Iceberg lettuce is not a lettuce. Of course it belongs to the salad family, but in terms of taste it doesn’t come close to radicchio, endive or chicory. Feel free to combine mild salads such as lettuce or lollo with strong, bitter-tasting variants.

Rule number 4: Salt is key

Anyone who is bothered by the fact that cabbage, such as red or white cabbage, is too crispy in a salad, salt the vegetables heavily and give the cabbage time to soften.

Rule number 5: The texture and taste

Add a variety of textures to your salad: Are the lettuce leaves soft?
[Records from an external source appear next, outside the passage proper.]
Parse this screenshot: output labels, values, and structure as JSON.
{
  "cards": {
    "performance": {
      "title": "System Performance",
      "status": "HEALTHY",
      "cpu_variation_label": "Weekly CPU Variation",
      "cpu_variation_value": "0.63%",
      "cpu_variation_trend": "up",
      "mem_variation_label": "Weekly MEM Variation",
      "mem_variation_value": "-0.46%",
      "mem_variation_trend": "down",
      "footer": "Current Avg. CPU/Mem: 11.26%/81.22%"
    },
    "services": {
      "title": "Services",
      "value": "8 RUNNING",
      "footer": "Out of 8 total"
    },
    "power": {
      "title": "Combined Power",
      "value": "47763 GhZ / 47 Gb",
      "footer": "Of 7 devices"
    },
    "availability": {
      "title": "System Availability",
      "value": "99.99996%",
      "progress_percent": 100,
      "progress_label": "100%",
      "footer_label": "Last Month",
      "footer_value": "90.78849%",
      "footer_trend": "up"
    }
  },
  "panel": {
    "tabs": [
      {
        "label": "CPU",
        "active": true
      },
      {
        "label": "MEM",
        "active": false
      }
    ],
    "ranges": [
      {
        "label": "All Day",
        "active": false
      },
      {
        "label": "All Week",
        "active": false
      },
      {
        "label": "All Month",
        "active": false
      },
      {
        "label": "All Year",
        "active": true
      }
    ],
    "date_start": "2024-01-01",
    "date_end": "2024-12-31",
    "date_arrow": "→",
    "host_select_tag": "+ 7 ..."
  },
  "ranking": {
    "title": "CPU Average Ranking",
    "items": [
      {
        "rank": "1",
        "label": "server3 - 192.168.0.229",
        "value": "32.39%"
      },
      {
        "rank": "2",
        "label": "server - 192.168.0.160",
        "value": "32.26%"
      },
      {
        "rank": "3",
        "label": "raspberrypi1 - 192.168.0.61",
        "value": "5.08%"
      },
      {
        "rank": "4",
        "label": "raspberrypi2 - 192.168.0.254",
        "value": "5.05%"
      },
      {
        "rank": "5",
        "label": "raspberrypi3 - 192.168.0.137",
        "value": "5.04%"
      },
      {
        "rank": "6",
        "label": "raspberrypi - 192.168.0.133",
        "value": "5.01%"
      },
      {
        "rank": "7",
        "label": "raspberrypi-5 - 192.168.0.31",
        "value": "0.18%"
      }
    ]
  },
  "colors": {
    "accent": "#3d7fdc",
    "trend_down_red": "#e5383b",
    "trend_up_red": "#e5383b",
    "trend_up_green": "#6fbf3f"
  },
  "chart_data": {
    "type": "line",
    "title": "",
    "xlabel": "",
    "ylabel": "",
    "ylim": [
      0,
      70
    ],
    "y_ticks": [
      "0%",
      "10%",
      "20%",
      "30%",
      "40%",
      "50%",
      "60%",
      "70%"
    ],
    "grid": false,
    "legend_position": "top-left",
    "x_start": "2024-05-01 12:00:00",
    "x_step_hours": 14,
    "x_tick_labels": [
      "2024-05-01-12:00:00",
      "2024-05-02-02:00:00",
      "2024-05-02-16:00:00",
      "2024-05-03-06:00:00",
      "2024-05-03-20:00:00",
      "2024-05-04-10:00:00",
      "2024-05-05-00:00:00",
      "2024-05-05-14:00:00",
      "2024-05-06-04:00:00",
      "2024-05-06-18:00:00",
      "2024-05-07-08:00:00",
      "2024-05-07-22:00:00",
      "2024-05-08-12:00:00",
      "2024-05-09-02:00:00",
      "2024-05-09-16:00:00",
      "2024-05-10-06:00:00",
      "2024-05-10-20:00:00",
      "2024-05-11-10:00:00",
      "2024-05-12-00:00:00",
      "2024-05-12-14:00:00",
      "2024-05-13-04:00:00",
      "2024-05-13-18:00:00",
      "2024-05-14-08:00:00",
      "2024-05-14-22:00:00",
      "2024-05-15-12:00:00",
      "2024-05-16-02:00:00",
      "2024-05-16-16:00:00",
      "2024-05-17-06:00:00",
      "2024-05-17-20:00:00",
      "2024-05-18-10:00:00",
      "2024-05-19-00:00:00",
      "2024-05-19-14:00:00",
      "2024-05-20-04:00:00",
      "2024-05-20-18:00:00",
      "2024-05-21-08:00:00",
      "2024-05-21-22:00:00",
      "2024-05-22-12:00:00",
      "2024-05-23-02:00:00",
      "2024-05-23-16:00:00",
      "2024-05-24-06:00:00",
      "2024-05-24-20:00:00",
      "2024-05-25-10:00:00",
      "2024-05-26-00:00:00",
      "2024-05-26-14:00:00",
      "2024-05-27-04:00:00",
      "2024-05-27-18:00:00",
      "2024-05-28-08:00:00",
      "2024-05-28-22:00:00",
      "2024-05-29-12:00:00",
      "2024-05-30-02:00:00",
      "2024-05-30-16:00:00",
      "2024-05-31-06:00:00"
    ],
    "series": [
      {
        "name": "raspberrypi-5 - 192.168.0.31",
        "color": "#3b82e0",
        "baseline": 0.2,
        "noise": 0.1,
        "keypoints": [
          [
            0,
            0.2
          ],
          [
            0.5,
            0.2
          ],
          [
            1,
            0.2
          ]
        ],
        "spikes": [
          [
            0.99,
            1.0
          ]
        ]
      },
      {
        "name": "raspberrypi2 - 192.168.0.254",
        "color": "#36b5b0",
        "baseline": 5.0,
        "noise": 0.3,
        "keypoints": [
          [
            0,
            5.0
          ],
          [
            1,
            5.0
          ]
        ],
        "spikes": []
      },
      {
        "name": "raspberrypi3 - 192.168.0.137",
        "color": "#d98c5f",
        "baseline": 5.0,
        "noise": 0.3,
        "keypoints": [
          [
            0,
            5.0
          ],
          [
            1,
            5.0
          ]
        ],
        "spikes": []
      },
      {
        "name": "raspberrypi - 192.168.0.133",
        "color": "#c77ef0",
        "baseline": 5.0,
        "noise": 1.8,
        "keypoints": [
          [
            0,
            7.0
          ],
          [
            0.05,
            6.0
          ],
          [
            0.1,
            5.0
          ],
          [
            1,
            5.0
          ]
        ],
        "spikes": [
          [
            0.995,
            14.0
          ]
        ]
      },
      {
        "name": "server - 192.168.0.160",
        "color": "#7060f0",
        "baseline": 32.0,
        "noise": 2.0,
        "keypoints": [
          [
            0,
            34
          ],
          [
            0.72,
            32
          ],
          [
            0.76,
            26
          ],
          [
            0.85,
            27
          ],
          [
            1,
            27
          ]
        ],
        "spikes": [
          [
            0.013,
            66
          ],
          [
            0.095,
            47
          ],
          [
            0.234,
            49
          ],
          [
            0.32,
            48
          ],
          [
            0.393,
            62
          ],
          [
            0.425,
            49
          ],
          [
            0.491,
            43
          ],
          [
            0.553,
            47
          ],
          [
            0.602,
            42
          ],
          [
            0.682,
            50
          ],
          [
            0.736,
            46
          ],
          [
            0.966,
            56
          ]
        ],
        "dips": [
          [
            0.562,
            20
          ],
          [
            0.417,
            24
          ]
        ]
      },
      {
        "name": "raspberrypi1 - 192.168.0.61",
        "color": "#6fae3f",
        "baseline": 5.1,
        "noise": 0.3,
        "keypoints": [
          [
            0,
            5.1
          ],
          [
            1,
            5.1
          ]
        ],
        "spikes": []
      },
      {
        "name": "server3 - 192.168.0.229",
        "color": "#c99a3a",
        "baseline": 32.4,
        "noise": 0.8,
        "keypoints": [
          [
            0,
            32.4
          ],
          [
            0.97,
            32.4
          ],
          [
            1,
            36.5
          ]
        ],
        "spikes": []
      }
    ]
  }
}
Then add something crunchy: how about crunchy grains or roasted nuts? Quinoa, rice or lentils? When it comes to salads, there are no limits. Is your salad rather bitter? Add a sweet or fruity note: fillets of orange or grapefruit to create a contrast. Cheese like feta or grated Parmesan add creaminess.

Rule number 6: The dressing

It used to be three parts fat to one part acid. Today’s chefs prefer the lighter version: two parts fat to one part acid. Try the following variants:

Experiment with different oils (linseed oil, walnut oil, olive oil), but also with different vinegars (balsamic vinegar, white wine vinegar, apple cider vinegar). Find out what you like best by constantly trying. You can also use mustard instead of miso paste or gochujang. Just keep the rule: two parts fat to one part acid.

Rule number 7: The droplet of water

Every good dressing needs a drop of water so you don’t flinch the first time you taste the vinegar.

Rule number 8: The right serving

In the bowl, add the greens first and then the dressing over them. Then mix the salad with your hands (!). A pair of salad tongs would injure the delicate leaves. Only then do light and small ingredients such as nuts, grains, but also ingredients that quickly become mushy, such as avocados or tomatoes, come onto the salad. Finally, you can drizzle the rest of the vinaigrette over it. Just be careful not to overpower the dressing and bury the lettuce leaves.